The National Association for College Admission Counseling is launching three new on-demand courses devoted to ethical practices in the college admission counseling profession. There is a course for admission professionals, another for school and college counselors, and a third for independent educational consultants.
I was asked by NACAC to serve as program director to develop the new courses, and I worked with a team of four subject matter experts, all members of NACAC’s Admission Practices Committee. Jessica Morales Maust, the Vice President for Enrollment Management at Marian University in Indianapolis, was the subject matter expert developing the content for the admission officers course. Chantelle Jackson-Boothby from the Canadian International School of Hong Kong and Joseph Miller from The Comprehensive College Check in Texas oversaw development of the course for IECs, and I worked with Dana Lambert, counselor at West Milford Township High School in New Jersey, on the content for the course for secondary counselors. Katie Maenz from the NACAC staff guided us and supported us in making the courses a reality.
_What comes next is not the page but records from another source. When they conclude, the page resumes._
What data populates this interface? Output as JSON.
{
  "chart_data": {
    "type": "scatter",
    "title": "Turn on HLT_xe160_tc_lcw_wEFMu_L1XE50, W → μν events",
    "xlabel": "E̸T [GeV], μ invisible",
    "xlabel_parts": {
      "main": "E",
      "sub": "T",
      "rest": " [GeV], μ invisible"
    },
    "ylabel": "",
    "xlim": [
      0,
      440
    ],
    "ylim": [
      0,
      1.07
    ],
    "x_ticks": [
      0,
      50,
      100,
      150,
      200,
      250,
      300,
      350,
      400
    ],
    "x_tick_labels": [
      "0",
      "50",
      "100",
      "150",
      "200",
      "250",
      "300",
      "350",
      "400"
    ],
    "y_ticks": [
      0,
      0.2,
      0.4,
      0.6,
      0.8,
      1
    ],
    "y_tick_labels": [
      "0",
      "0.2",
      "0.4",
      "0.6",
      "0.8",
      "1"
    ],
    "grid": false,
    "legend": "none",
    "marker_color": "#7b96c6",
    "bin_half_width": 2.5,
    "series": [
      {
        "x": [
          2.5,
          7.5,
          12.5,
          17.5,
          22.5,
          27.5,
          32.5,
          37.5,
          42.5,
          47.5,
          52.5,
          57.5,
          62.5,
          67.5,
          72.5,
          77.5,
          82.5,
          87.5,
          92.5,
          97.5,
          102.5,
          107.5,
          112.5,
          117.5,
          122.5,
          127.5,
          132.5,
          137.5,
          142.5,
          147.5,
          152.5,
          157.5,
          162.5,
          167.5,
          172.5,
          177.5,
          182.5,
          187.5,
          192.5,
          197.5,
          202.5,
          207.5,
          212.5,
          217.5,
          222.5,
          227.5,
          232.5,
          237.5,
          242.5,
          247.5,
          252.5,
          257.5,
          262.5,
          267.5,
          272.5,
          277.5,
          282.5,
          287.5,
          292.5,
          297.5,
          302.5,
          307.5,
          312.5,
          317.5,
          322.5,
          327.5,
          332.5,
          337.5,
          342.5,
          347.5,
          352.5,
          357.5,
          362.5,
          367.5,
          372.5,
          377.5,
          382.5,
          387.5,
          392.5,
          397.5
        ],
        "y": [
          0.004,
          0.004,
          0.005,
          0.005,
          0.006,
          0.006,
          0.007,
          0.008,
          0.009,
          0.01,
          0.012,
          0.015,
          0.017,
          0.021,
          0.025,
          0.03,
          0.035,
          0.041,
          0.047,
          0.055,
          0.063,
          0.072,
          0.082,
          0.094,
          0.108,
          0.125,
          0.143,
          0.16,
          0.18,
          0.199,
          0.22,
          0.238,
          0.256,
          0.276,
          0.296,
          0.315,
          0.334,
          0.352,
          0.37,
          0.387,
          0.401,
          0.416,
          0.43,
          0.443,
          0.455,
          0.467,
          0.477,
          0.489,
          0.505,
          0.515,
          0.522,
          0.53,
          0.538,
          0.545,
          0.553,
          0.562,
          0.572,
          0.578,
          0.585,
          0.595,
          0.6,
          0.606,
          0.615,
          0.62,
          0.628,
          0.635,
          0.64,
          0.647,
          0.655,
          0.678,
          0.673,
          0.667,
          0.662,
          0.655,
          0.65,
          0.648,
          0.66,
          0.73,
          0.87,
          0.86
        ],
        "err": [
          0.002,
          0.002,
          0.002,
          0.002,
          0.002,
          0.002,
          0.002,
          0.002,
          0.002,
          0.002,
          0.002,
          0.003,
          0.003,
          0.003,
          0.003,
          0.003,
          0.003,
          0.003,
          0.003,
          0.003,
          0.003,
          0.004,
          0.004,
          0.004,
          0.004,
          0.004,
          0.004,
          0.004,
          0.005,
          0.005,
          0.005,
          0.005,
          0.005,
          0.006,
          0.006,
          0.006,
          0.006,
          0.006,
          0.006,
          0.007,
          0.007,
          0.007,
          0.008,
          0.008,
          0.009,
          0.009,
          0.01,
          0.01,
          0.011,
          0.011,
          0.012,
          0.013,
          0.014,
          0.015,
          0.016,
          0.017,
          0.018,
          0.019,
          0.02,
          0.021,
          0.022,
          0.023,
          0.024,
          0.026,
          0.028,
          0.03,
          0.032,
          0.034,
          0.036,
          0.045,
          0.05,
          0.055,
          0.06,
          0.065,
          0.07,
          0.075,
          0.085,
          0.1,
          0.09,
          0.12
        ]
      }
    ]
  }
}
The new offerings replace a previous on-demand course devoted to professional ethics that dates back to 2019. That course largely responded to issues raised by the Operation Varsity Blues scandal. The new courses are built around the guiding principles in NACAC’s Guide to Ethical Practice in College Admission:
Truthfulness and Transparency
Professional Conduct
Confidentiality
In addition, recognizing that changes in technology often create new ethical challenges, each course includes a section on AI. We know that the tools are evolving rapidly, so we recognize that this part of the course may quickly become outdated, but we attempted to lay out appropriate and inappropriate uses of AI.
Ethics is about ideals, about how we should act, but ethics should also be pragmatic. We hope that the courses will touch on issues that professionals deal with in their daily work.
The primary audience for the courses is practitioners who are early in their professional career, but as a “has been” with more than 45 years in the college admission counseling profession, I learned a lot from my colleagues during the development of the course materials.
A concern for ethical practice has been at the heart of NACAC’s work since its founding, and our commitment to acting ethically, no matter what side of the desk we sit on, builds trust and confidence in the college admission process. Several members of the team developing the course content described the work as “cathartic,” renewing focus on why we do what we do, and that adjective captured my experience exactly.
The new courses can be accessed through NACAC Learn on the NACAC website.